In one sense, Google’s plan is old hat. Silicon Valley has long elevated efficiency to the highest social ideal and been guided by the mistaken conviction that the key to happiness lies in eliminating obstacles that impair productivity.
In another sense, Google’s patent takes Silicon Valley’s disregard for classical values and virtues to a new level of obnoxiousness. Using it for lightweight social interactions—cooing over the 500th baby photo posted by a friend—would be one thing. But imagine using the response prompting software to generate a choice phrase that tells your brother “you’re” sad he has cancer. Or, considering folks using it to extend “their” congratulations for other people’s accomplishments—getting promoted, married, or making a life-changing decision.

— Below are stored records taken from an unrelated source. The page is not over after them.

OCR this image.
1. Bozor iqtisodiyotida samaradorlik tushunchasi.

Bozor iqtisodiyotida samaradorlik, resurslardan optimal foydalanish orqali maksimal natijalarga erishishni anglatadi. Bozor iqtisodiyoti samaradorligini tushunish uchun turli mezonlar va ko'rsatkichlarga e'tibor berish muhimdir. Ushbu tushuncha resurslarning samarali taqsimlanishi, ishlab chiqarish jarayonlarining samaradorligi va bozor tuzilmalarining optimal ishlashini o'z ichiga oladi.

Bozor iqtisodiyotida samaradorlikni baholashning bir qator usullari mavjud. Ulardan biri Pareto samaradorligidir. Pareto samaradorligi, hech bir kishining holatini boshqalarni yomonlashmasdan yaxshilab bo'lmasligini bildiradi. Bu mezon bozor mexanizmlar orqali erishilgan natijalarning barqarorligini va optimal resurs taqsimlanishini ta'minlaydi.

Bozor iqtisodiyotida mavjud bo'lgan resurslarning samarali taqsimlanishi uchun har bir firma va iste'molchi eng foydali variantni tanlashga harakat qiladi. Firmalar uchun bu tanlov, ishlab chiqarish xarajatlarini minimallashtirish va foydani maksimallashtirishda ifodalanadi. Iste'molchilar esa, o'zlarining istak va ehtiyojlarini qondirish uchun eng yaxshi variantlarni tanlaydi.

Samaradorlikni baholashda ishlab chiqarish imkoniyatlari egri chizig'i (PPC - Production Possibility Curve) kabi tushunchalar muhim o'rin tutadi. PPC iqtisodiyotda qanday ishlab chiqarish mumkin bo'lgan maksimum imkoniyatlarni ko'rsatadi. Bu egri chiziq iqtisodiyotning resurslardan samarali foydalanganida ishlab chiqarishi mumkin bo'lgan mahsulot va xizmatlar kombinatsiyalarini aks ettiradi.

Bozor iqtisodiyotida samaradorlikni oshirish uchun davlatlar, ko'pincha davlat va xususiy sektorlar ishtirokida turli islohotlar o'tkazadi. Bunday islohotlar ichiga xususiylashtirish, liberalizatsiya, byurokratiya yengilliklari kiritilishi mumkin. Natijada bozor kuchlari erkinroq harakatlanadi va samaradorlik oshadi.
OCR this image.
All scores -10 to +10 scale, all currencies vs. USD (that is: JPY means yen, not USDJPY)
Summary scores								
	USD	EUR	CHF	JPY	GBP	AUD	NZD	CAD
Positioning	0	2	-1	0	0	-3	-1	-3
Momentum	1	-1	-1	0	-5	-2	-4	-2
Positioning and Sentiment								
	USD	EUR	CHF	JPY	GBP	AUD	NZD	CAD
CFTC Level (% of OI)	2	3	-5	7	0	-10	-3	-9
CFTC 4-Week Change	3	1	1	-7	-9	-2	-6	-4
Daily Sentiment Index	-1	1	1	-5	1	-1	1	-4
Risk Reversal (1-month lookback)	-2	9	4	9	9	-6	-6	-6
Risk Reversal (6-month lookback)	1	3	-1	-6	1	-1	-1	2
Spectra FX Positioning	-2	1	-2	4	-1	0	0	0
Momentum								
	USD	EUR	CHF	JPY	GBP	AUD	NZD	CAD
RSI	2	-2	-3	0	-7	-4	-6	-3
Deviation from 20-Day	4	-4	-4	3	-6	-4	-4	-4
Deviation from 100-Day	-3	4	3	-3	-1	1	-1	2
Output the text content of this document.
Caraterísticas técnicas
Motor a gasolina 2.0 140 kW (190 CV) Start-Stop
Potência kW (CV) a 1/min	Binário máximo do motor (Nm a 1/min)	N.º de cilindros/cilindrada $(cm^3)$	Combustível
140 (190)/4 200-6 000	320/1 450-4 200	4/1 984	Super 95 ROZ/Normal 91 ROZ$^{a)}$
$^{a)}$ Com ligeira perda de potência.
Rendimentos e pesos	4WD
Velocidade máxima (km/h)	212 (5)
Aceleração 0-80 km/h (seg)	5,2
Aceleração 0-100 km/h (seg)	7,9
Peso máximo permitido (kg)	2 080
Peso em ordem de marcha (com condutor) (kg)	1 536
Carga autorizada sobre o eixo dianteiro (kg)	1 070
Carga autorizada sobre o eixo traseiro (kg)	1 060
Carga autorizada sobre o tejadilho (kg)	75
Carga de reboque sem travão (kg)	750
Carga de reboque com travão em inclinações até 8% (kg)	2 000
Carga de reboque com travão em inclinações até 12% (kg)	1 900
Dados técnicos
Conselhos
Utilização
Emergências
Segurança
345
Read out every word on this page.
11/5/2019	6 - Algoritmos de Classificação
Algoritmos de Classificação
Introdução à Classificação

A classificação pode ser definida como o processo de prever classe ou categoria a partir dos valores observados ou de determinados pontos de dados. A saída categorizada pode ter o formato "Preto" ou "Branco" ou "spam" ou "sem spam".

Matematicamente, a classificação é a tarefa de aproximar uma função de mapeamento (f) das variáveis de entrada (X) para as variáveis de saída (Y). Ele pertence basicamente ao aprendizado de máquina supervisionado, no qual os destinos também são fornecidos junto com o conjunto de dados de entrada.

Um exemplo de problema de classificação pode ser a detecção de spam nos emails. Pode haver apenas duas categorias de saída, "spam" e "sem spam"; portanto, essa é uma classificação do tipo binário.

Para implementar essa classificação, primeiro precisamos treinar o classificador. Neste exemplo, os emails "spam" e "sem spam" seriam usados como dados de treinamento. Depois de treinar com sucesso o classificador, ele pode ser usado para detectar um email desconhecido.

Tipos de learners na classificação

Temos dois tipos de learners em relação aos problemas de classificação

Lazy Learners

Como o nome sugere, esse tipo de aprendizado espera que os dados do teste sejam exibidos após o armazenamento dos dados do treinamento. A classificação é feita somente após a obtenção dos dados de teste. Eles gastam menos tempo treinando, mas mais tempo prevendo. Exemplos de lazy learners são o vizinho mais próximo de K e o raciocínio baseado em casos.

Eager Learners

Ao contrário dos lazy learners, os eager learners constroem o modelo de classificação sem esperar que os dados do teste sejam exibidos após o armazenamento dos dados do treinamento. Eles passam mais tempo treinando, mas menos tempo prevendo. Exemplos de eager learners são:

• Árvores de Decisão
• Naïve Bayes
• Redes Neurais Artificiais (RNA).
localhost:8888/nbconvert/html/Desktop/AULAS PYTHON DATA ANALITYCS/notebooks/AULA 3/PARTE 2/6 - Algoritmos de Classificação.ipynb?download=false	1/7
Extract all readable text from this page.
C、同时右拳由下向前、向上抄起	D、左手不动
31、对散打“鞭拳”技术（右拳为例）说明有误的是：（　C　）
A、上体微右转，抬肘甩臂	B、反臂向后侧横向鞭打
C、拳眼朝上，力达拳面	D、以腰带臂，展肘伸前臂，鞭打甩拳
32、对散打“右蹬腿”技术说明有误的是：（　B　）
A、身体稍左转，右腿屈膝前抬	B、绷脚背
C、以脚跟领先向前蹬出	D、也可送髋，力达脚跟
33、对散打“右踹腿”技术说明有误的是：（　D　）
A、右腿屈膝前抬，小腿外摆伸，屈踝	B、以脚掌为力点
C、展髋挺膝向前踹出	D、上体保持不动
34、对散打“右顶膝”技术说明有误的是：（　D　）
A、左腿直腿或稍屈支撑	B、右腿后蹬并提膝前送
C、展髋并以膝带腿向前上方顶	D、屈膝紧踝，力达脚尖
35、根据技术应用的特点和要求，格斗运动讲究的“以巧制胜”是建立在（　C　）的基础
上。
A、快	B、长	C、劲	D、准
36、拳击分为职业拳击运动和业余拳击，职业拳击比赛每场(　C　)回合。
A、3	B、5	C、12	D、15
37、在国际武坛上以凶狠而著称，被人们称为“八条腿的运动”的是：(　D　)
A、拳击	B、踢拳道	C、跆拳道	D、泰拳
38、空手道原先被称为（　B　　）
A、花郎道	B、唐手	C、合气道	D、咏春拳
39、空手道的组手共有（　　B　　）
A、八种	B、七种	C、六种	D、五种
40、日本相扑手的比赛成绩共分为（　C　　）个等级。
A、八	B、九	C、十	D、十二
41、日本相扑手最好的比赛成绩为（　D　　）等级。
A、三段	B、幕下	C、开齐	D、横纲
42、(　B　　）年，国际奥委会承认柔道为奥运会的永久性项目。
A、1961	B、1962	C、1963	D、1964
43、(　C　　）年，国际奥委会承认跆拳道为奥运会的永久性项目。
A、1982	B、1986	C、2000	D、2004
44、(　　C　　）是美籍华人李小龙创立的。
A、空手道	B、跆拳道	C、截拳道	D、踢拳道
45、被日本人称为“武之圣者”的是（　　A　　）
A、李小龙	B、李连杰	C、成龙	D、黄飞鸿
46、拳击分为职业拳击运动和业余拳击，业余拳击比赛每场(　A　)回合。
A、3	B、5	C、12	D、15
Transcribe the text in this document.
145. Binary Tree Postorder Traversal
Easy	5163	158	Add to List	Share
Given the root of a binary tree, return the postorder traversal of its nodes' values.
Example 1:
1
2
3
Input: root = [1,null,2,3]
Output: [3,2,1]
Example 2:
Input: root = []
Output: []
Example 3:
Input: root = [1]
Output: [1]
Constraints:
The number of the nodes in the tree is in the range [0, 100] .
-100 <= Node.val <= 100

Patent applications don’t always lead to anything. The Patent Office might take years to make a decision, and we don’t know what judgment it will render. Even if Google is issued a patent, the project could very well become a bust due to artificial intelligence barriers preventing the software from being developed, or folks having the good sense to find the service absurd. And, of course, we don’t know that Google actually intends to build the technology. Just because Google is unhappy about being patent trolled over Android doesn’t mean isn’t willing to play the competitor blocking game. But the very desire to automate personal sentiment through plagiarized algorithmic authorship exemplifies disregard for too many things: the art of conversation, the sincerity of conviction, the effort required to make caring gestures, and, frankly, the respectful acknowledgement that underlies meaningful gestures of etiquette.
In Eggers’ book, a technological behemoth “that’s like the unholy lovechild of Google and Facebook” aspires to profit handsomely from turning the ideal of privacy into the vice of selfishness. To meet this goal, it launches an assault on social norms. According to the new standard, if you keep anything yourself—whether it be an update on an ill relative or detail about an outdoor excursion—you’re behaving like a child hoarding a favorite toy. And, if you don’t respond immediately to the swarm of communication sent your way, you’re guilty of being antisocial.
The Circle has been widely criticized for getting Silicon Valley wrong. But if companies like Google get their way, someday the world will be far bleaker than Eggers imagines. He’s only worried about atrophied exchanges between folks impaired by social media. That’s nothing compared to digital doppelganger chatting away endlessly in contrived conversation.